"Aprender a sofrer"



É igual. Porque é inexplicável.
Mesmo sabendo, largando pra trás...
Como os dias passam, o tempo estraçalha cheio de fúria...
Deve ser isso o obrigando a atropelar o futuro, nu de miséria própria...
A pressa vem, traz a volta sofrendo a falta de horas vagas e comiseradas...

Entorta o fluxo de ponteiros perdidos,
Estorna em outra valência que acolha de acordo...
Tudo aquilo que não dá saudade por ter doído... Deve ser mais ou menos triste,
Talvez breve, já que inda assim, mora e não se muda...
Nada à vida não a abraça... Esquece... Menos está...

É uma mão de prata e força, atacando o delicado de dentro do passado.
Estrangulando o melhor órgão da vida...
Apertando descomunal, arrancando água.
Secando o dever de bombear outro líquido, e suando sal.
Dentro do peito ocupado de amar, de acalmar, de esperar...

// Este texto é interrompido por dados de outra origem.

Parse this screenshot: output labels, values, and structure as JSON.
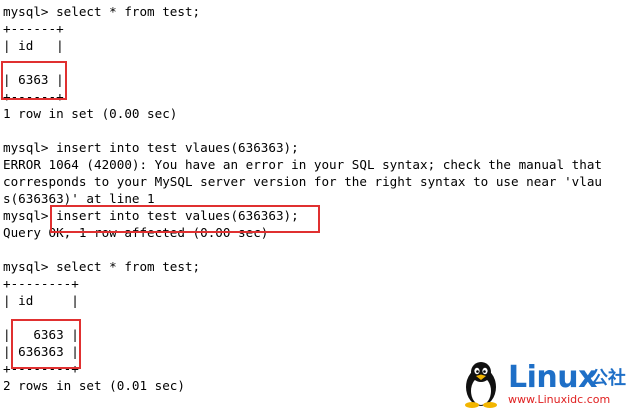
{
  "terminal": {
    "lines": [
      "mysql> select * from test;",
      "+------+",
      "| id   |",
      "",
      "| 6363 |",
      "+------+",
      "1 row in set (0.00 sec)",
      "",
      "mysql> insert into test vlaues(636363);",
      "ERROR 1064 (42000): You have an error in your SQL syntax; check the manual that",
      "corresponds to your MySQL server version for the right syntax to use near 'vlau",
      "s(636363)' at line 1",
      "mysql> insert into test values(636363);",
      "Query OK, 1 row affected (0.00 sec)",
      "",
      "mysql> select * from test;",
      "+--------+",
      "| id     |",
      "",
      "|   6363 |",
      "| 636363 |",
      "+--------+",
      "2 rows in set (0.01 sec)"
    ]
  },
  "colors": {
    "highlight": "#e03030",
    "brand": "#1e6fc7",
    "url": "#e02020"
  },
  "watermark": {
    "brand": "Linux",
    "brand_cn": "公社",
    "url": "www.Linuxidc.com",
    "icon": "penguin-icon"
  }
}
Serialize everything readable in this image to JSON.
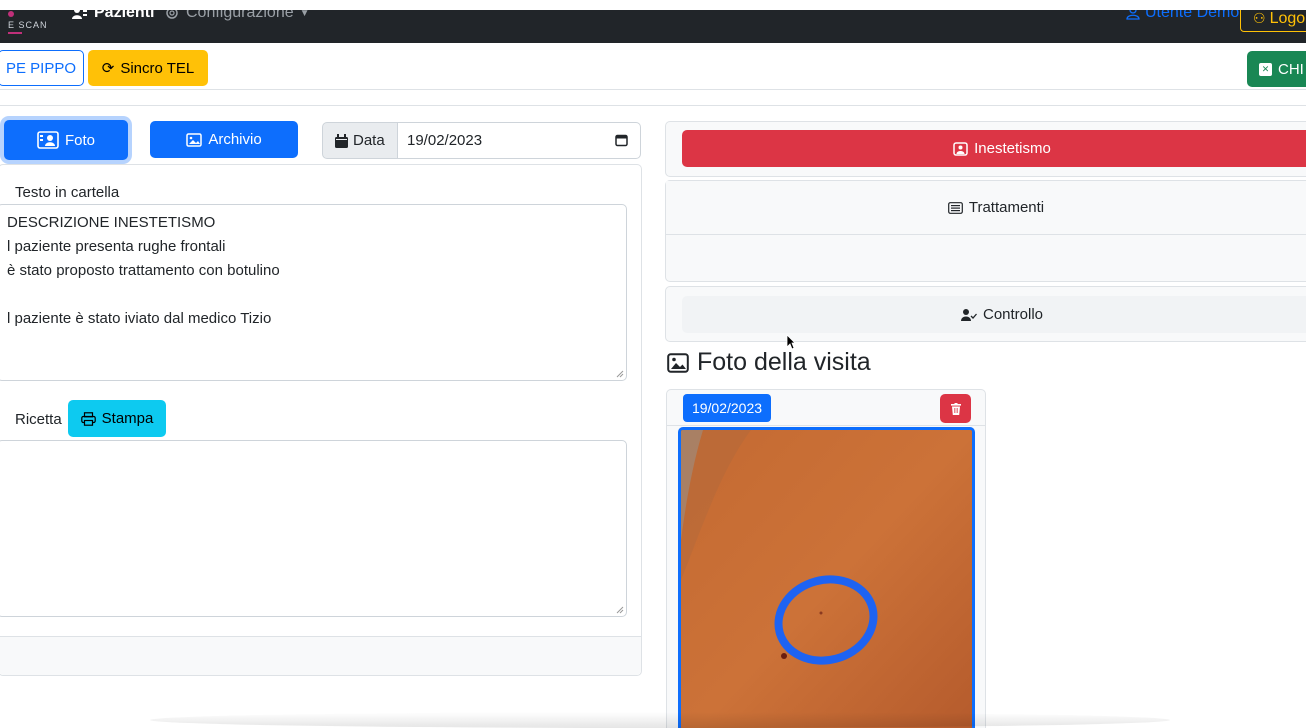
{
  "navbar": {
    "brand": "E SCAN",
    "items": [
      {
        "label": "Pazienti",
        "icon": "user-group-icon"
      },
      {
        "label": "Configurazione",
        "icon": "gear-icon"
      }
    ],
    "user": "Utente Demo",
    "logout": "Logo"
  },
  "toolbar": {
    "patient_button": "PE PIPPO",
    "sync_button": "Sincro TEL",
    "close_button": "CHI"
  },
  "left": {
    "foto_button": "Foto",
    "archivio_button": "Archivio",
    "date_label": "Data",
    "date_value": "19/02/2023",
    "testo_label": "Testo in cartella",
    "testo_lines": [
      "DESCRIZIONE INESTETISMO",
      "l paziente presenta rughe frontali",
      "è stato proposto trattamento con botulino",
      "",
      "l paziente è stato iviato dal medico Tizio"
    ],
    "ricetta_label": "Ricetta",
    "stampa_button": "Stampa"
  },
  "right": {
    "inestetismo": "Inestetismo",
    "trattamenti": "Trattamenti",
    "controllo": "Controllo",
    "photos_title": "Foto della visita",
    "photo_date": "19/02/2023"
  },
  "colors": {
    "primary": "#0d6efd",
    "danger": "#dc3545",
    "warning": "#ffc107",
    "success": "#198754",
    "info": "#0dcaf0",
    "navbar": "#212529"
  }
}
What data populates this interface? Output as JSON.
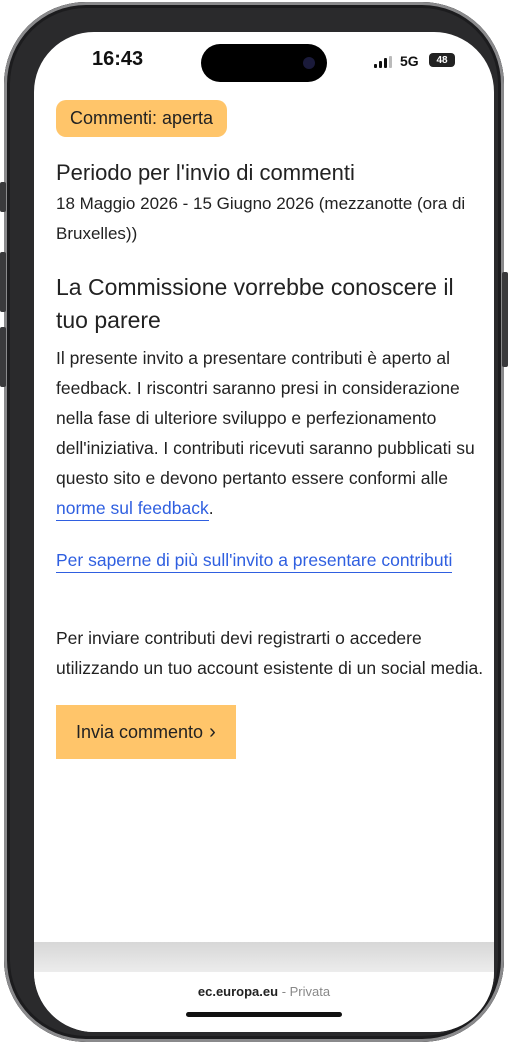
{
  "status_bar": {
    "time": "16:43",
    "network": "5G",
    "battery": "48"
  },
  "content": {
    "status_badge": "Commenti: aperta",
    "period_title": "Periodo per l'invio di commenti",
    "period_dates": "18 Maggio 2026 - 15 Giugno 2026  (mezzanotte (ora di Bruxelles))",
    "heading": "La Commissione vorrebbe conoscere il tuo parere",
    "paragraph_text": "Il presente invito a presentare contributi è aperto al feedback. I riscontri saranno presi in considerazione nella fase di ulteriore sviluppo e perfezionamento dell'iniziativa. I contributi ricevuti saranno pubblicati su questo sito e devono pertanto essere conformi alle ",
    "paragraph_link": "norme sul feedback",
    "paragraph_end": ".",
    "more_link": "Per saperne di più sull'invito a presentare contributi",
    "register_text": "Per inviare contributi devi registrarti o accedere utilizzando un tuo account esistente di un social media.",
    "submit_label": "Invia commento"
  },
  "browser": {
    "domain": "ec.europa.eu",
    "separator": " - ",
    "privacy": "Privata"
  },
  "colors": {
    "accent_orange": "#ffc56a",
    "link_blue": "#2f5fe0"
  }
}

Sabe-se nunca nada da mão de prata.
Ouvi dizer que é mulher, linda!... Exigente...
Talvez magnífica, porém jamais pelo cargo, no máximo, pela aparência...
Mão de dívida, sobrecarregando de avisos à infância...
Não faça isso! – aos pontos de experimento.

Viver, não vive, suga e guarda força para doer quando já no meio da bondade...
O dono, na maré mais suave do que resignou, dos passos mancados,
Das pernas cambaleantes descansadas de obstinarem diante do sono,
Do susto, da prece rezada às vozes do pulmão, ali ao lado...
Quer a mão de prata, apertar até arrepender!

Até parar o coração de soltar lágrima e medo,
Esmagado-o sem ter aprendido a sangrar;
Coraçãozinho nobilíssimo, ainda bebê...
Da mãos de prata e força, parece a doença do erro.
Conhecer lados densos e certeiros...

Sabe-se de quando a mão de prata não mata,
Ou o aperto não finda breve como deve,
E tarda o alívio dando espaço para encolher o grito,
Berrar por dentro, e em prece, sonhar com a mãe salvando...
Gastando o vazio sem chamar cores quentes de resgate...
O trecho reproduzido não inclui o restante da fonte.